Simple cylindrical vases, thrown from three different weights of clay, turned quickly when leather hard to a relative straight edge and finally fired in a reduction atmosphere. Some take on leads, they have a slight kick to one side that gives them motion and a character they would otherwise not. I usually scatter these across the top layer of the kiln—from right to left they fire very different as the kiln I’m using at the moment only has burners on the righthand side. Not a drastic difference, but surfaces range from very glassy to those increasingly matte, especially the whites, which can take on an eggshell, almost ivory appearance when placed in the cooler spots.
Those closer to the burners experience far more heat, prolonged heat that drags the glaze downward, forming a band of glaze around the base of the pot.

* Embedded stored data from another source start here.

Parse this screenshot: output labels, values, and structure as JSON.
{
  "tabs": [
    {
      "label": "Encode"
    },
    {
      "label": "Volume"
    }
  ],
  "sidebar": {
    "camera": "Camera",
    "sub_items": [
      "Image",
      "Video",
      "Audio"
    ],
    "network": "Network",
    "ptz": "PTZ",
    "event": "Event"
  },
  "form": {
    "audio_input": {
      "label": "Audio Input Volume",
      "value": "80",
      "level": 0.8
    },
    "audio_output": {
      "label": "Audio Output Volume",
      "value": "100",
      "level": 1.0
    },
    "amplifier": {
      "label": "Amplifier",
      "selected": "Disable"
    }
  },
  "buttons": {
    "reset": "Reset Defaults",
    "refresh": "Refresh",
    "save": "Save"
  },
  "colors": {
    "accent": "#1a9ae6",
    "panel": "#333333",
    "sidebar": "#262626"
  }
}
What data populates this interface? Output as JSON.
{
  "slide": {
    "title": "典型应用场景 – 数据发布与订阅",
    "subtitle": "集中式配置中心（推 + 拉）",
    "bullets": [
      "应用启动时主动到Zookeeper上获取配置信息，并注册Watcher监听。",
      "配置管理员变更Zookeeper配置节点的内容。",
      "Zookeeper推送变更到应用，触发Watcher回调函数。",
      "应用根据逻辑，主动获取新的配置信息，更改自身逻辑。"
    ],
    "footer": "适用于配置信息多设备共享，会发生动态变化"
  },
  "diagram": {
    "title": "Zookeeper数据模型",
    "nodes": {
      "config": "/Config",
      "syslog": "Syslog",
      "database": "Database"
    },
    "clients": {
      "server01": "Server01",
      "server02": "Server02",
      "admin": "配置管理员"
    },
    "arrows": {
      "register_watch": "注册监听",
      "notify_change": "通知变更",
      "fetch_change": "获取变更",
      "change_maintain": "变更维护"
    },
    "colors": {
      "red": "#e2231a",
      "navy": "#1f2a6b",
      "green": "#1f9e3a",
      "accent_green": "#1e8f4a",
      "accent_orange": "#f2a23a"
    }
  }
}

Although cylinders are arguably the most basic form a potter can throw, they are fundamentally important. They are the basis for so many shapes and being able to throw a proper one is crucial if you want to be a good thrower, making them repetitively and identical even more so. Most pots are variants of a cylinder, save low bowls and plates. Even my medium bowls are a cylinder in the first pull of clay as I achieve some height before guiding the clay outward. I’ve thrown thousands of normal, straight cylinders, mugs, jugs, storage jars and vases over the years that had to be exactly the same as those made before and after it. These vases though I don’t set my throwing gauge as to make them the perfect height and diameter. I simply try to get the most out of each lump of clay, with bases opened up to altering widths to make for slight variations in height. The only aspect measured is the balls of clay at the beginning.